Example: API Rate Limiting per User

package main

import (
    "encoding/json"
    "net/http"
    "strconv"
    "time"

    "github.com/xraph/grove/kv"
    "github.com/xraph/grove/kv/plugins"
    "github.com/xraph/grove/kv/drivers/redisdriver"
)

func main() {
    ctx := context.Background()

    rdb := redisdriver.New()
    rdb.Open(ctx, "redis://localhost:6379/0")

    store, _ := kv.Open(rdb)
    defer store.Close()

    // 100 requests per minute per user.
    limiter := plugins.NewRateLimiter(store, "api", 100, time.Minute)

    mux := http.NewServeMux()
    mux.HandleFunc("/api/data", RateLimitMiddleware(limiter, handleData))
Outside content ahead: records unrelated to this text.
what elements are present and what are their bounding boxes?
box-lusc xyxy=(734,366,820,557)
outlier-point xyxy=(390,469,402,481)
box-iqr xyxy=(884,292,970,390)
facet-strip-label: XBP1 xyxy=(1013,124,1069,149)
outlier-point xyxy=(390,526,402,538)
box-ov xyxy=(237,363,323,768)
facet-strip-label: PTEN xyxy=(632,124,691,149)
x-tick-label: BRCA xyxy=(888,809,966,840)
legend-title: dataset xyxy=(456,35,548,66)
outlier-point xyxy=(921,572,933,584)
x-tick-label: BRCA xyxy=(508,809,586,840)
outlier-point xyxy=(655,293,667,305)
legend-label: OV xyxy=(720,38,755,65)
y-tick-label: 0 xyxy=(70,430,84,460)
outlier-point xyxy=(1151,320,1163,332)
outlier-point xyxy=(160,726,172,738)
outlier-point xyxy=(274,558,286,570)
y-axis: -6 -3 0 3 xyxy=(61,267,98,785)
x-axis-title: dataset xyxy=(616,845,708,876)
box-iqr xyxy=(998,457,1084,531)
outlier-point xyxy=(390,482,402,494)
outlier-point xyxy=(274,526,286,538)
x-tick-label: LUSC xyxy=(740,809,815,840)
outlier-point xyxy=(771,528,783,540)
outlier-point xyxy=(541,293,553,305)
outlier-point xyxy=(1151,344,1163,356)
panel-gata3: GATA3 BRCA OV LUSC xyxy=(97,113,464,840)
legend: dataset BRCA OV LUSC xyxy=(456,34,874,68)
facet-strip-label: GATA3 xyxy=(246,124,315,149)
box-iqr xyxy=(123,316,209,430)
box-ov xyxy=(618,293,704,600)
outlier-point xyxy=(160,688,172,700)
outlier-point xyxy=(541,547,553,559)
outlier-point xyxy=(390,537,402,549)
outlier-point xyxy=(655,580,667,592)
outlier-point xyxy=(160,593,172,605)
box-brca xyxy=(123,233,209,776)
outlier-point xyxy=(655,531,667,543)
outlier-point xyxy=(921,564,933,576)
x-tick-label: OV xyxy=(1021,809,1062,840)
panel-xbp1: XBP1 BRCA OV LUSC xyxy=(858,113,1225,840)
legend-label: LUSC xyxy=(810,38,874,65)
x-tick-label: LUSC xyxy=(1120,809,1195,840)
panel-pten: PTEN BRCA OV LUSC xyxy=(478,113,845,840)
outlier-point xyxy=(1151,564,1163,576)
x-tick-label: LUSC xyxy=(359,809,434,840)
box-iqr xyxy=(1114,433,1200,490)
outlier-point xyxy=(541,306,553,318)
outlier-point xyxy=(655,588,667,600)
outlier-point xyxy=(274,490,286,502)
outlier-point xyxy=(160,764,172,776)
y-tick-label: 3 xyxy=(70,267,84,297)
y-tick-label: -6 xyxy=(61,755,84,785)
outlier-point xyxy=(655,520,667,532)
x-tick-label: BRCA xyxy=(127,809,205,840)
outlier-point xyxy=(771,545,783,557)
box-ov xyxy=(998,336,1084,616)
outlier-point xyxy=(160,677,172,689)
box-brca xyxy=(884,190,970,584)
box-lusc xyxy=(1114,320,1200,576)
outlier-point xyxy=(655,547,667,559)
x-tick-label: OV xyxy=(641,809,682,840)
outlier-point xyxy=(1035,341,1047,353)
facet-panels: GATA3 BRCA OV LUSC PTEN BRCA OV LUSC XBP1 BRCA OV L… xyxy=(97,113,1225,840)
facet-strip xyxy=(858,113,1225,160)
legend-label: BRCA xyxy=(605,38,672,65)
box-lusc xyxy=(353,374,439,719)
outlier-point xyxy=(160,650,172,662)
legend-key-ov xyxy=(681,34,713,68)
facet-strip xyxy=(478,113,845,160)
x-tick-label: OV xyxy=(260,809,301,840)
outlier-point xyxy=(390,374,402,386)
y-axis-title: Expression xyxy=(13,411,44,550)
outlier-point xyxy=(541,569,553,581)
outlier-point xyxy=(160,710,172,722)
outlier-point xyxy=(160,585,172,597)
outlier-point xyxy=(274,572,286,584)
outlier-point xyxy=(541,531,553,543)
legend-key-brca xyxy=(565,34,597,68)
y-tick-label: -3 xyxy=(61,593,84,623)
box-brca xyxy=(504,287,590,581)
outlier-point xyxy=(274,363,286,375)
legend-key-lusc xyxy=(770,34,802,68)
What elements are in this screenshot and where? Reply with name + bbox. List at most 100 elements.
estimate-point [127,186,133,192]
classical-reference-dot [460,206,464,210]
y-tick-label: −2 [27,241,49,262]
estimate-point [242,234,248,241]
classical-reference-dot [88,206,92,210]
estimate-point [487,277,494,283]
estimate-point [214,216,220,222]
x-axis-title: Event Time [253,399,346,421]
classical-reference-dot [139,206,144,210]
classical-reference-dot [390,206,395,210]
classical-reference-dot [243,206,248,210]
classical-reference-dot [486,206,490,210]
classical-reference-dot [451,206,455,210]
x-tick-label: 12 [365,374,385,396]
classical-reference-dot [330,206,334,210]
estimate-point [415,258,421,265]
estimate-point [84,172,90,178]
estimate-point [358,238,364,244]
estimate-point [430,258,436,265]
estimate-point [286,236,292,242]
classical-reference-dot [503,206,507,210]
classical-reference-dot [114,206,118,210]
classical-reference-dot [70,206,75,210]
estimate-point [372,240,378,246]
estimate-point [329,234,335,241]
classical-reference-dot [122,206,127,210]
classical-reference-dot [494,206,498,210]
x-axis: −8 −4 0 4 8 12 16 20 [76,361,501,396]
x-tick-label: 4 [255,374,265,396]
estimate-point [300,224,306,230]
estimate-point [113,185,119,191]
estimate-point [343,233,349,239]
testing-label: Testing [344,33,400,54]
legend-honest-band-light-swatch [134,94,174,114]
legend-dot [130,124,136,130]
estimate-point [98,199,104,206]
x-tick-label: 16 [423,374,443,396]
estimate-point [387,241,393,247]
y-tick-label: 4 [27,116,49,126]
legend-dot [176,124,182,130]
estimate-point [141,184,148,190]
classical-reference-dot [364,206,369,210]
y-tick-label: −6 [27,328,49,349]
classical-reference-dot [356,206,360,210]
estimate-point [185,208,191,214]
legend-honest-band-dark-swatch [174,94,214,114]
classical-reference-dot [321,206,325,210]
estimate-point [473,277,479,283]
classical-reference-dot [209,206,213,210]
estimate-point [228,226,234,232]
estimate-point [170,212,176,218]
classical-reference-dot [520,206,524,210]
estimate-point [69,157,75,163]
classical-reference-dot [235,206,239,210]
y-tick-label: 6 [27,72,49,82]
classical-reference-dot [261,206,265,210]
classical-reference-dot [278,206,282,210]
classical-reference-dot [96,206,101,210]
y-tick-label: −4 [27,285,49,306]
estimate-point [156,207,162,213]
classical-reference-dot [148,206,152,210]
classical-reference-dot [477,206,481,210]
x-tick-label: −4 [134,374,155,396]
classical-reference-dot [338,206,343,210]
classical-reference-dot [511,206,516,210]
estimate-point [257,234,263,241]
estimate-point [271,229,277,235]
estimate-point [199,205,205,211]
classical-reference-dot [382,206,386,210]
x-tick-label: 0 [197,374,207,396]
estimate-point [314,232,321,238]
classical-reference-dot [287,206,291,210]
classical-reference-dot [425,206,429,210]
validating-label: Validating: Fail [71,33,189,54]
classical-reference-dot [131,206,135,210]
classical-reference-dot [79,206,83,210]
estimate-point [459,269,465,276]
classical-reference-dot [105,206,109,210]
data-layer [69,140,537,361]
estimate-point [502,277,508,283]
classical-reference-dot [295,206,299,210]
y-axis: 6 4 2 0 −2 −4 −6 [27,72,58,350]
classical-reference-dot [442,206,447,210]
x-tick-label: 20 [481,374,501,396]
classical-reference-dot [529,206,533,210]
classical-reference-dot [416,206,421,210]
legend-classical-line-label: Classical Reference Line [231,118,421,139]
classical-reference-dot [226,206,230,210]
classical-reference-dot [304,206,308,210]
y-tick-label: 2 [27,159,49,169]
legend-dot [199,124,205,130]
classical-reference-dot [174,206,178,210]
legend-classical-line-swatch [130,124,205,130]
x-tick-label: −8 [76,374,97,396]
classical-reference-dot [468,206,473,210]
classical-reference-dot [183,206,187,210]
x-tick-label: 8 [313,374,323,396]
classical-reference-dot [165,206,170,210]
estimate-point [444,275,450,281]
    http.ListenAndServe(":8080", mux)
}

func RateLimitMiddleware(limiter *plugins.RateLimiter, next http.HandlerFunc) http.HandlerFunc {
    return func(w http.ResponseWriter, r *http.Request) {
        // Use the client IP as the rate limit key.
        key := r.RemoteAddr

        result, err := limiter.Allow(r.Context(), key)
        if err != nil {
            http.Error(w, "internal error", http.StatusInternalServerError)
            return
        }

        // Set standard rate limit headers.
        w.Header().Set("X-RateLimit-Remaining", strconv.Itoa(result.Remaining))
        w.Header().Set("X-RateLimit-Reset", strconv.FormatInt(result.ResetAt.Unix(), 10))

        if !result.Allowed {
            w.Header().Set("Retry-After", strconv.FormatInt(int64(time.Until(result.ResetAt).Seconds()), 10))
            http.Error(w, "rate limit exceeded", http.StatusTooManyRequests)
            return
        }

        next(w, r)
    }
}

func handleData(w http.ResponseWriter, r *http.Request) {
    json.NewEncoder(w).Encode(map[string]string{"status": "ok"})
}

Example: Per-Endpoint Rate Limiting

You can create separate limiters for different endpoints or combine the endpoint path into the key:

// Strict limit on auth endpoints.
authLimiter := plugins.NewRateLimiter(store, "auth", 5, time.Minute)

// Generous limit on read endpoints.
readLimiter := plugins.NewRateLimiter(store, "read", 1000, time.Minute)

// Or use a single limiter with composite keys.
limiter := plugins.NewRateLimiter(store, "rl", 100, time.Minute)

// Key includes both user and endpoint.
result, _ := limiter.Allow(ctx, "user:u_123:/api/orders")

Key Layout

Rate limit counters are stored with the following key pattern:

<prefix>:<key>

For example:

api:user:u_123
auth:192.168.1.1
rl:user:u_123:/api/orders

Each key has a TTL equal to the configured window, so counters are automatically cleaned up when the window expires.